Do not fight back. Your impulse might be that if the other parent is going to play dirty, then you are too, but this will simply complicate your case. Do not denigrate the other parent to your child.
You also should document everything that is happening. Keep a journal and write down everything your child says to you – every refusal to see you, every accusation, every name they call you, and everything that happens. Be detailed about when and how these incidents happen. For example, if your child is especially hostile immediately when you pick them up for your parenting time, but seem to thaw the longer they are with you, this is significant and indicates influence by the other parent. You can videotape or audio tape your child, but you need to be careful that doing so does not impact how they feel about you.

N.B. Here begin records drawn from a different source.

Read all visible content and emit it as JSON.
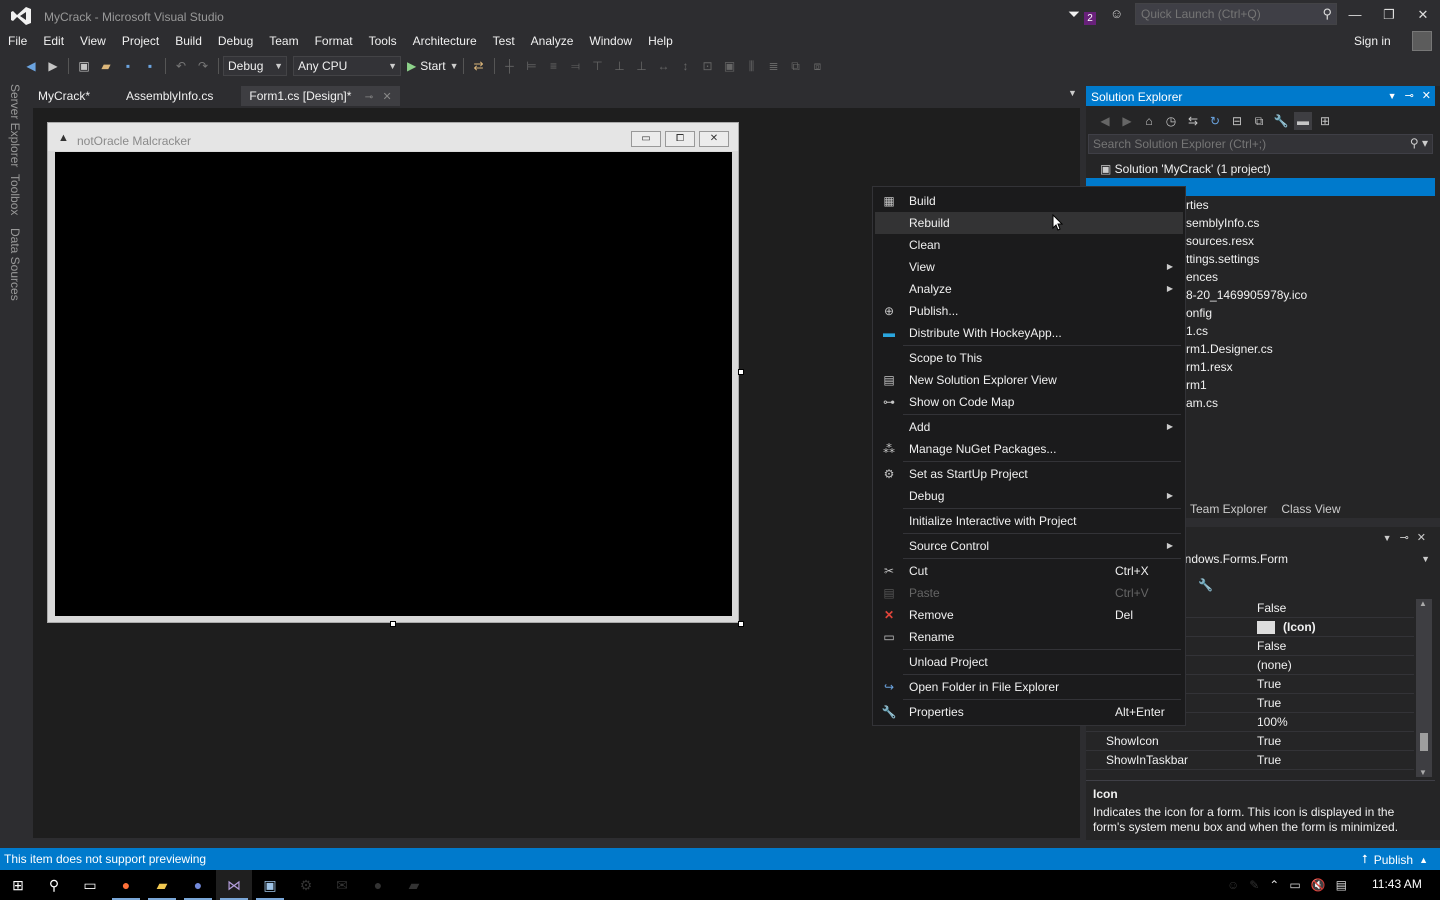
{
  "window": {
    "title": "MyCrack - Microsoft Visual Studio",
    "notification_count": "2",
    "quick_launch_placeholder": "Quick Launch (Ctrl+Q)",
    "sign_in": "Sign in"
  },
  "menu": [
    "File",
    "Edit",
    "View",
    "Project",
    "Build",
    "Debug",
    "Team",
    "Format",
    "Tools",
    "Architecture",
    "Test",
    "Analyze",
    "Window",
    "Help"
  ],
  "toolbar": {
    "config": "Debug",
    "platform": "Any CPU",
    "start": "Start"
  },
  "left_tabs": [
    "Server Explorer",
    "Toolbox",
    "Data Sources"
  ],
  "doc_tabs": [
    {
      "label": "MyCrack*"
    },
    {
      "label": "AssemblyInfo.cs"
    },
    {
      "label": "Form1.cs [Design]*"
    }
  ],
  "form": {
    "title": "notOracle Malcracker"
  },
  "solution_explorer": {
    "title": "Solution Explorer",
    "search_placeholder": "Search Solution Explorer (Ctrl+;)",
    "solution_label": "Solution 'MyCrack' (1 project)",
    "tree": [
      "rties",
      "semblyInfo.cs",
      "sources.resx",
      "ttings.settings",
      "ences",
      "8-20_1469905978y.ico",
      "onfig",
      "1.cs",
      "rm1.Designer.cs",
      "rm1.resx",
      "rm1",
      "am.cs"
    ],
    "bottom_tabs": [
      "Team Explorer",
      "Class View"
    ]
  },
  "properties": {
    "object": "indows.Forms.Form",
    "rows": [
      {
        "name": "",
        "value": "False"
      },
      {
        "name": "",
        "value": "(Icon)"
      },
      {
        "name": "",
        "value": "False"
      },
      {
        "name": "",
        "value": "(none)"
      },
      {
        "name": "",
        "value": "True"
      },
      {
        "name": "",
        "value": "True"
      },
      {
        "name": "",
        "value": "100%"
      },
      {
        "name": "ShowIcon",
        "value": "True"
      },
      {
        "name": "ShowInTaskbar",
        "value": "True"
      }
    ],
    "desc_title": "Icon",
    "desc_text": "Indicates the icon for a form. This icon is displayed in the form's system menu box and when the form is minimized."
  },
  "context_menu": [
    {
      "label": "Build",
      "icon": "build-icon"
    },
    {
      "label": "Rebuild"
    },
    {
      "label": "Clean"
    },
    {
      "label": "View",
      "submenu": true
    },
    {
      "label": "Analyze",
      "submenu": true
    },
    {
      "label": "Publish...",
      "icon": "publish-icon"
    },
    {
      "label": "Distribute With HockeyApp...",
      "icon": "hockeyapp-icon"
    },
    {
      "label": "Scope to This"
    },
    {
      "label": "New Solution Explorer View",
      "icon": "new-view-icon"
    },
    {
      "label": "Show on Code Map",
      "icon": "code-map-icon"
    },
    {
      "label": "Add",
      "submenu": true
    },
    {
      "label": "Manage NuGet Packages...",
      "icon": "nuget-icon"
    },
    {
      "label": "Set as StartUp Project",
      "icon": "gear-icon"
    },
    {
      "label": "Debug",
      "submenu": true
    },
    {
      "label": "Initialize Interactive with Project"
    },
    {
      "label": "Source Control",
      "submenu": true
    },
    {
      "label": "Cut",
      "shortcut": "Ctrl+X",
      "icon": "cut-icon"
    },
    {
      "label": "Paste",
      "shortcut": "Ctrl+V",
      "icon": "paste-icon",
      "disabled": true
    },
    {
      "label": "Remove",
      "shortcut": "Del",
      "icon": "remove-icon"
    },
    {
      "label": "Rename",
      "icon": "rename-icon"
    },
    {
      "label": "Unload Project"
    },
    {
      "label": "Open Folder in File Explorer",
      "icon": "open-folder-icon"
    },
    {
      "label": "Properties",
      "shortcut": "Alt+Enter",
      "icon": "wrench-icon"
    }
  ],
  "status": {
    "text": "This item does not support previewing",
    "publish": "Publish"
  },
  "taskbar": {
    "clock": "11:43 AM"
  },
  "colors": {
    "accent": "#007acc",
    "background": "#2d2d30",
    "menu_bg": "#1b1b1c"
  }
}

Document everything the other parent says and does. In New York, you can legally audio tape or videotape the other parent without them being aware you are doing so. Keep texts, emails, and voicemails from the other parent.
Talk to a therapist who can help you process the difficult emotions this situation will likely cause and who can help you navigate the situation to the best of your ability.
Then bring all of this to your attorney. They will create a convincing case for the court and may wish to involve experts who can evaluate your child and both parents. Ultimately it will be up to the judge to intervene and stop the damaging behavior by the other parent.
Parental alienation is difficult and painful, but there is hope. Never give up.